Digitalisation : Déploiement de Guichets Uniques Portuaires (GUP) pour dématérialiser les liasses et réduire la corruption.
Connectivité : Qualité des corridors logistiques routiers et ferroviaires vers l'hinterland (pays enclavés).
Coordination : Alignement des horaires entre douanes, manutentionnaires et transporteurs routiers.
Réputation : Respect des normes de sécurité (certification ISPS) et absence de congestion chronique.
3. Analyse régionale : Un continent à plusieurs vitesses
Afrique du Nord : La domination du transbordement
Grâce à Tanger Med (Maroc) et Port-Saïd (Égypte), la région joue dans la cour des grands mondiaux.

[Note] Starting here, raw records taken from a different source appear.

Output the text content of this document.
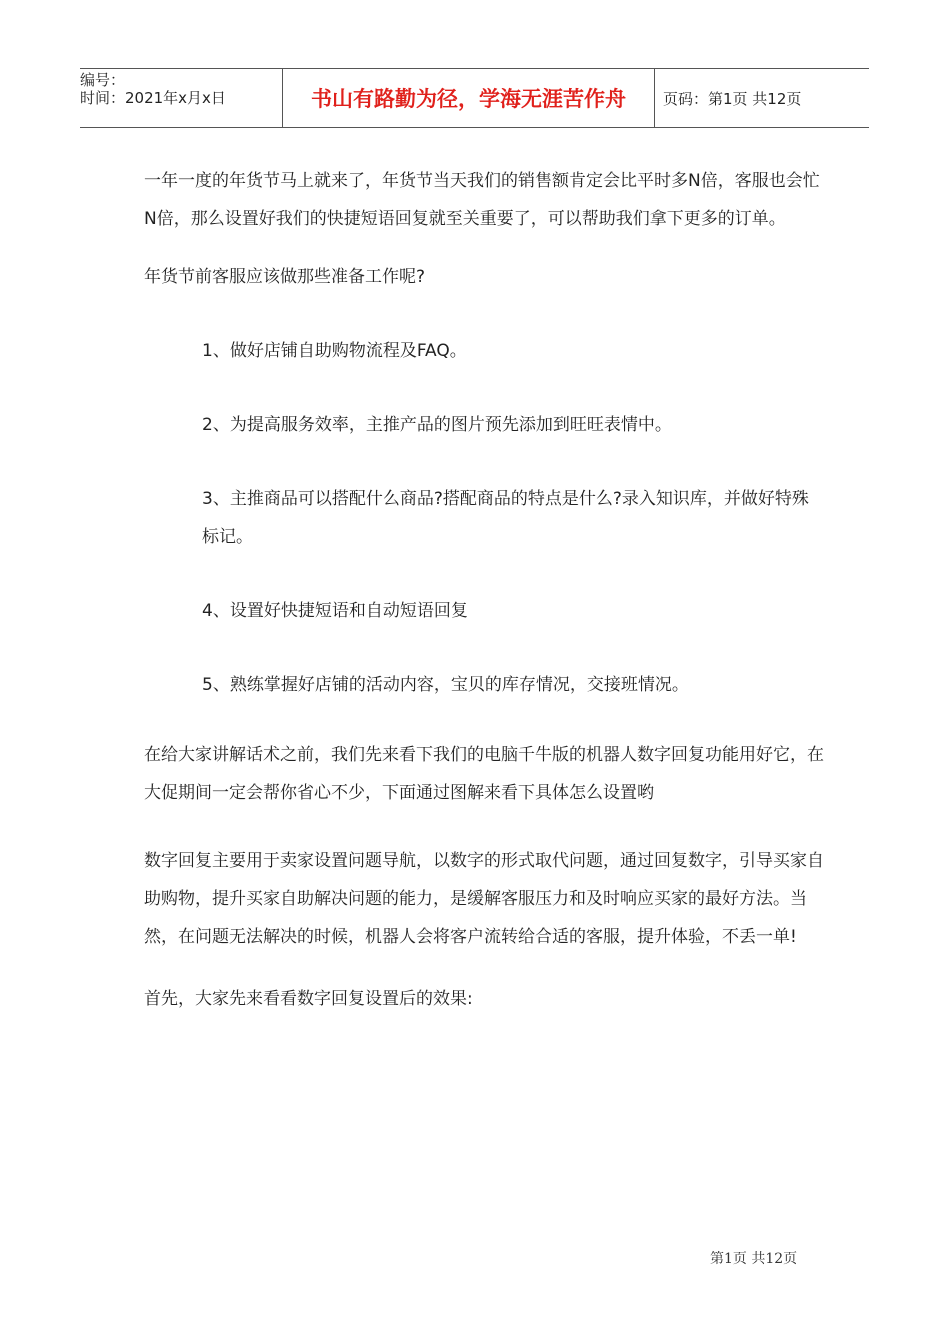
编号：
时间：2021年x月x日	书山有路勤为径，学海无涯苦作舟	页码：第1页 共12页

一年一度的年货节马上就来了，年货节当天我们的销售额肯定会比平时多N倍，客服也会忙N倍，那么设置好我们的快捷短语回复就至关重要了，可以帮助我们拿下更多的订单。

年货节前客服应该做那些准备工作呢?

1、做好店铺自助购物流程及FAQ。

2、为提高服务效率，主推产品的图片预先添加到旺旺表情中。

3、主推商品可以搭配什么商品?搭配商品的特点是什么?录入知识库，并做好特殊标记。

4、设置好快捷短语和自动短语回复

5、熟练掌握好店铺的活动内容，宝贝的库存情况，交接班情况。

在给大家讲解话术之前，我们先来看下我们的电脑千牛版的机器人数字回复功能用好它，在大促期间一定会帮你省心不少，下面通过图解来看下具体怎么设置哟

数字回复主要用于卖家设置问题导航，以数字的形式取代问题，通过回复数字，引导买家自助购物，提升买家自助解决问题的能力，是缓解客服压力和及时响应买家的最好方法。当然，在问题无法解决的时候，机器人会将客户流转给合适的客服，提升体验，不丢一单!

首先，大家先来看看数字回复设置后的效果:

第1页 共12页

Tanger Med profite de sa position sur le détroit de Gibraltar et d'une zone franche industrielle intégrée.
Afrique de l'Ouest : La bataille des Hubs

Compétition féroce entre Lomé (leader régional par son agilité), Abidjan (renforcé par son deuxième terminal TC2) et Lekki au Nigeria, port en eau profonde de nouvelle génération.
Afrique Centrale : Le défi de la profondeur
L'émergence de Kribi (Cameroun) vise à pallier les limites des ports de fond de fleuve comme Douala, bien que la connectivité routière reste le défi majeur pour capter les flux régionaux.
4. Études de cas : Les champions de la performance
Tanger Med (Maroc) : Classé dans le top 5 mondial (CPPI), il traite plus de 8 millions d'EVP grâce à une intégration totale logistique-industrie.
Lomé (Togo) : Hub de transbordement agile devenu le point d'entrée privilégié de la sous-région via un partenariat stratégique avec MSC.
5. Perspectives 2026–2030 : Les nouveaux enjeux
L'avenir de la performance portuaire en Afrique se jouera sur la décarbonation (Green Shipping), l'usage de l'IA pour prédire la congestion et l'intégration de la ZLECAF pour stimuler les flux intra-africains.
Conclusion : L'heure des choix stratégiques
La performance n'est pas fortuite : elle résulte d'investissements digitaux et d'une vision dépassant l'enceinte du quai. Pour attirer le trafic, les places portuaires doivent devenir des plateformes de services intégrées.